Sistemi di identificazione remota e gestione dei dati nei nuovi centri 🛰️
I centri extraterritoriali richiederanno tecnologia di identificazione biometrica avanzata per processare i migranti in origine. È previsto l'uso di scanner per impronte digitali e riconoscimento facciale collegati al database Eurodac, il tutto sincronizzato tramite reti crittografate. Inoltre, verranno implementati sistemi di videosorveglianza con analisi del movimento per il controllo perimetrale e software di gestione dei casi che consentirà ai funzionari europei di gestire le richieste di asilo in remoto, riducendo la burocrazia sul suolo comunitario.

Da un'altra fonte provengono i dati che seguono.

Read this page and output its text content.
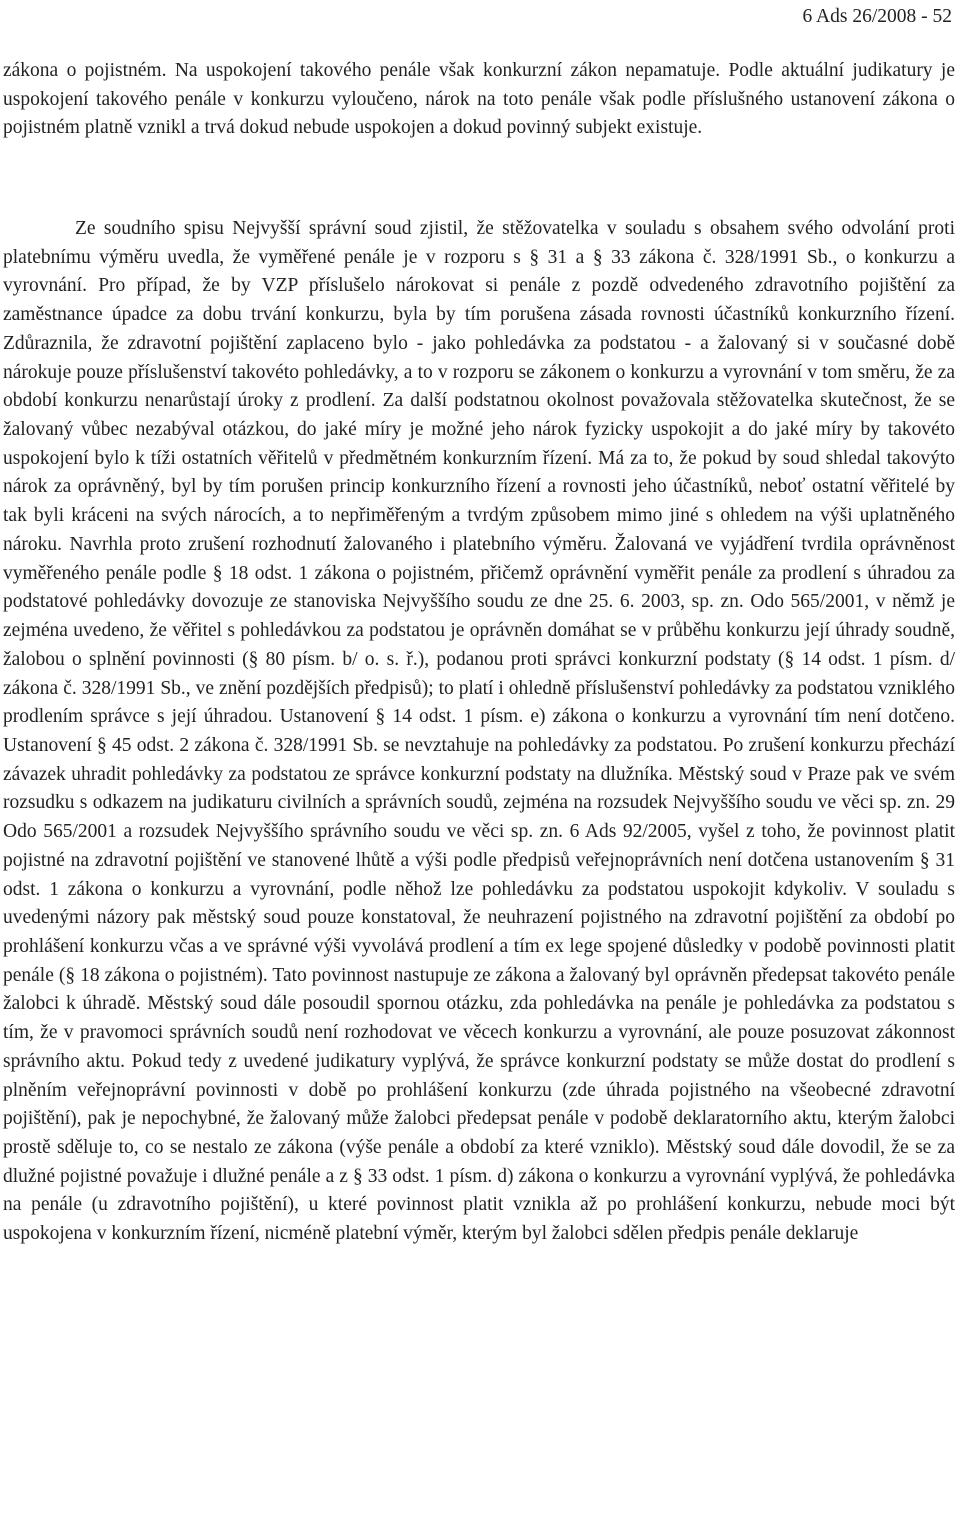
6 Ads 26/2008 - 52

zákona o pojistném. Na uspokojení takového penále však konkurzní zákon nepamatuje. Podle aktuální judikatury je uspokojení takového penále v konkurzu vyloučeno, nárok na toto penále však podle příslušného ustanovení zákona o pojistném platně vznikl a trvá dokud nebude uspokojen a dokud povinný subjekt existuje.

Ze soudního spisu Nejvyšší správní soud zjistil, že stěžovatelka v souladu s obsahem svého odvolání proti platebnímu výměru uvedla, že vyměřené penále je v rozporu s § 31 a § 33 zákona č. 328/1991 Sb., o konkurzu a vyrovnání. Pro případ, že by VZP příslušelo nárokovat si penále z pozdě odvedeného zdravotního pojištění za zaměstnance úpadce za dobu trvání konkurzu, byla by tím porušena zásada rovnosti účastníků konkurzního řízení. Zdůraznila, že zdravotní pojištění zaplaceno bylo - jako pohledávka za podstatou - a žalovaný si v současné době nárokuje pouze příslušenství takovéto pohledávky, a to v rozporu se zákonem o konkurzu a vyrovnání v tom směru, že za období konkurzu nenarůstají úroky z prodlení. Za další podstatnou okolnost považovala stěžovatelka skutečnost, že se žalovaný vůbec nezabýval otázkou, do jaké míry je možné jeho nárok fyzicky uspokojit a do jaké míry by takovéto uspokojení bylo k tíži ostatních věřitelů v předmětném konkurzním řízení. Má za to, že pokud by soud shledal takovýto nárok za oprávněný, byl by tím porušen princip konkurzního řízení a rovnosti jeho účastníků, neboť ostatní věřitelé by tak byli kráceni na svých nárocích, a to nepřiměřeným a tvrdým způsobem mimo jiné s ohledem na výši uplatněného nároku. Navrhla proto zrušení rozhodnutí žalovaného i platebního výměru. Žalovaná ve vyjádření tvrdila oprávněnost vyměřeného penále podle § 18 odst. 1 zákona o pojistném, přičemž oprávnění vyměřit penále za prodlení s úhradou za podstatové pohledávky dovozuje ze stanoviska Nejvyššího soudu ze dne 25. 6. 2003, sp. zn. Odo 565/2001, v němž je zejména uvedeno, že věřitel s pohledávkou za podstatou je oprávněn domáhat se v průběhu konkurzu její úhrady soudně, žalobou o splnění povinnosti (§ 80 písm. b/ o. s. ř.), podanou proti správci konkurzní podstaty (§ 14 odst. 1 písm. d/ zákona č. 328/1991 Sb., ve znění pozdějších předpisů); to platí i ohledně příslušenství pohledávky za podstatou vzniklého prodlením správce s její úhradou. Ustanovení § 14 odst. 1 písm. e) zákona o konkurzu a vyrovnání tím není dotčeno. Ustanovení § 45 odst. 2 zákona č. 328/1991 Sb. se nevztahuje na pohledávky za podstatou. Po zrušení konkurzu přechází závazek uhradit pohledávky za podstatou ze správce konkurzní podstaty na dlužníka. Městský soud v Praze pak ve svém rozsudku s odkazem na judikaturu civilních a správních soudů, zejména na rozsudek Nejvyššího soudu ve věci sp. zn. 29 Odo 565/2001 a rozsudek Nejvyššího správního soudu ve věci sp. zn. 6 Ads 92/2005, vyšel z toho, že povinnost platit pojistné na zdravotní pojištění ve stanovené lhůtě a výši podle předpisů veřejnoprávních není dotčena ustanovením § 31 odst. 1 zákona o konkurzu a vyrovnání, podle něhož lze pohledávku za podstatou uspokojit kdykoliv. V souladu s uvedenými názory pak městský soud pouze konstatoval, že neuhrazení pojistného na zdravotní pojištění za období po prohlášení konkurzu včas a ve správné výši vyvolává prodlení a tím ex lege spojené důsledky v podobě povinnosti platit penále (§ 18 zákona o pojistném). Tato povinnost nastupuje ze zákona a žalovaný byl oprávněn předepsat takovéto penále žalobci k úhradě. Městský soud dále posoudil spornou otázku, zda pohledávka na penále je pohledávka za podstatou s tím, že v pravomoci správních soudů není rozhodovat ve věcech konkurzu a vyrovnání, ale pouze posuzovat zákonnost správního aktu. Pokud tedy z uvedené judikatury vyplývá, že správce konkurzní podstaty se může dostat do prodlení s plněním veřejnoprávní povinnosti v době po prohlášení konkurzu (zde úhrada pojistného na všeobecné zdravotní pojištění), pak je nepochybné, že žalovaný může žalobci předepsat penále v podobě deklaratorního aktu, kterým žalobci prostě sděluje to, co se nestalo ze zákona (výše penále a období za které vzniklo). Městský soud dále dovodil, že se za dlužné pojistné považuje i dlužné penále a z § 33 odst. 1 písm. d) zákona o konkurzu a vyrovnání vyplývá, že pohledávka na penále (u zdravotního pojištění), u které povinnost platit vznikla až po prohlášení konkurzu, nebude moci být uspokojena v konkurzním řízení, nicméně platební výměr, kterým byl žalobci sdělen předpis penále deklaruje
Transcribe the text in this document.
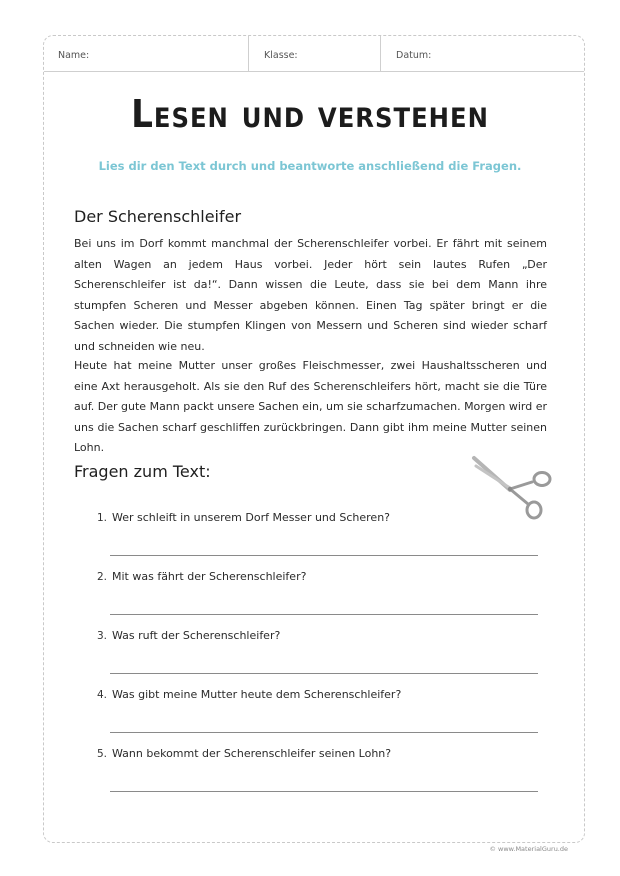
Name:	Klasse:	Datum:
Lesen und verstehen
Lies dir den Text durch und beantworte anschließend die Fragen.
Der Scherenschleifer

Bei uns im Dorf kommt manchmal der Scherenschleifer vorbei. Er fährt mit seinem alten Wagen an jedem Haus vorbei. Jeder hört sein lautes Rufen „Der Scherenschleifer ist da!“. Dann wissen die Leute, dass sie bei dem Mann ihre stumpfen Scheren und Messer abgeben können. Einen Tag später bringt er die Sachen wieder. Die stumpfen Klingen von Messern und Scheren sind wieder scharf und schneiden wie neu.

Heute hat meine Mutter unser großes Fleischmesser, zwei Haushaltsscheren und eine Axt herausgeholt. Als sie den Ruf des Scherenschleifers hört, macht sie die Türe auf. Der gute Mann packt unsere Sachen ein, um sie scharfzumachen. Morgen wird er uns die Sachen scharf geschliffen zurückbringen. Dann gibt ihm meine Mutter seinen Lohn.

Fragen zum Text:
1. Wer schleift in unserem Dorf Messer und Scheren?
2. Mit was fährt der Scherenschleifer?
3. Was ruft der Scherenschleifer?
4. Was gibt meine Mutter heute dem Scherenschleifer?
5. Wann bekommt der Scherenschleifer seinen Lohn?
© www.MaterialGuru.de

VOX chiede royalties per l'idea, Bruxelles risponde con un buono per un caffè ☕
Dopo l'annuncio, VOX ha richiesto una commissione simbolica per ogni migrante deportato tramite la sua idea brevettata. Bruxelles, tuttavia, ha risposto che la misura è di buon senso e che le idee politiche non pagano diritti d'autore. Nel frattempo, i centri promettono di essere più esclusivi di un resort di lusso: solo per residenti temporanei senza diritto di reclamo, con menù degustazione di razioni base e vista sul deserto. Certo, il viaggio di ritorno è incluso.